# Feta - Flora Danica



## AntheaT

Can I use Flora Danica to make Feta?

I plan to make my first batch of Chevre and Feta this weekend using goat's milk and I'm rather confused by all the recipes.


----------



## nightskyfarm

I don't use Flora Danica for Feta. I would use the MM100 or MT1 from dairy connection. I find the Flora Danica makes a wonderful pressed cheese with a washed rind like a Gouda or Havarti. It des not seem to impart that Feta sharpness like the MM100 or MT1. Hoegger also has the MT1 culture. It is more expensive, but I feel it is worth it and use only MT1 in my Feta.


----------



## linuxboy

You can use whatever culture you want. Just keep in mind that the final flavor and possibly texture will be different based on the choice. Feta classically is a mixed bacilli and cocci fermentation, and if you use a traditional cultured butter/aromatic meso blend like FD, it will taste differently.


----------



## AntheaT

Thanks Jennifer, that's the info I was looking for.
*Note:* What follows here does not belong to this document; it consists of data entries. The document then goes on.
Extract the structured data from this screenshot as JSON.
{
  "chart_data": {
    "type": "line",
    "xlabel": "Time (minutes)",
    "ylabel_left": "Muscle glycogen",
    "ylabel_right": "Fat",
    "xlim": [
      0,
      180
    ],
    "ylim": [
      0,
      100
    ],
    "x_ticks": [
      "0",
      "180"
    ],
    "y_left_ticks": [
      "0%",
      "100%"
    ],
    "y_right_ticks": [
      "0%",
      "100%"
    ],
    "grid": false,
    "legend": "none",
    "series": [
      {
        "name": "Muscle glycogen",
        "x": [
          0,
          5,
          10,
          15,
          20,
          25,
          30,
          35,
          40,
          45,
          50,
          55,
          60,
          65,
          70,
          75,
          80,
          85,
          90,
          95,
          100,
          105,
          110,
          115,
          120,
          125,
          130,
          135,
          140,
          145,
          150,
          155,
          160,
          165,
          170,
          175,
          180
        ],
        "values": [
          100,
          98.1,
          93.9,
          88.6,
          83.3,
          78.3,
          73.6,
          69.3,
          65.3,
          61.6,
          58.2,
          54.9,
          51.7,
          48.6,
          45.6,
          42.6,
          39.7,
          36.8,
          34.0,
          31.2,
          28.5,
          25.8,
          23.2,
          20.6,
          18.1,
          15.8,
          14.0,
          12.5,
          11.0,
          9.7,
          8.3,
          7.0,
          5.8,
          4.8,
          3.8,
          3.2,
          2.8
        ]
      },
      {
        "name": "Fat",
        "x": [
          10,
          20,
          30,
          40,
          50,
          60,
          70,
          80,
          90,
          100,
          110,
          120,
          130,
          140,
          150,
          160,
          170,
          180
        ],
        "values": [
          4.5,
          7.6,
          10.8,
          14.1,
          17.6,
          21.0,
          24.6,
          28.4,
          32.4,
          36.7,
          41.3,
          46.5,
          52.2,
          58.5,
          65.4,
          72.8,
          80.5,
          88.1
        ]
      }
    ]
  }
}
Since I'm experimenting with only 1 gallon at a time, have you found your results pretty consistent using the larger packages that you use 1/8 tsp of the culture?


----------



## nightskyfarm

1/8 would be fine for 1- 2 gallons. Depending on the culture I average a little over an 1/8 tsp for 3.5 - 4 gallons of milk. Store your culture in the freezer and take it out only to use then right back in it goes. Moisture in the air can get into the packet and ruin your culture particularly the Flora Danica.


----------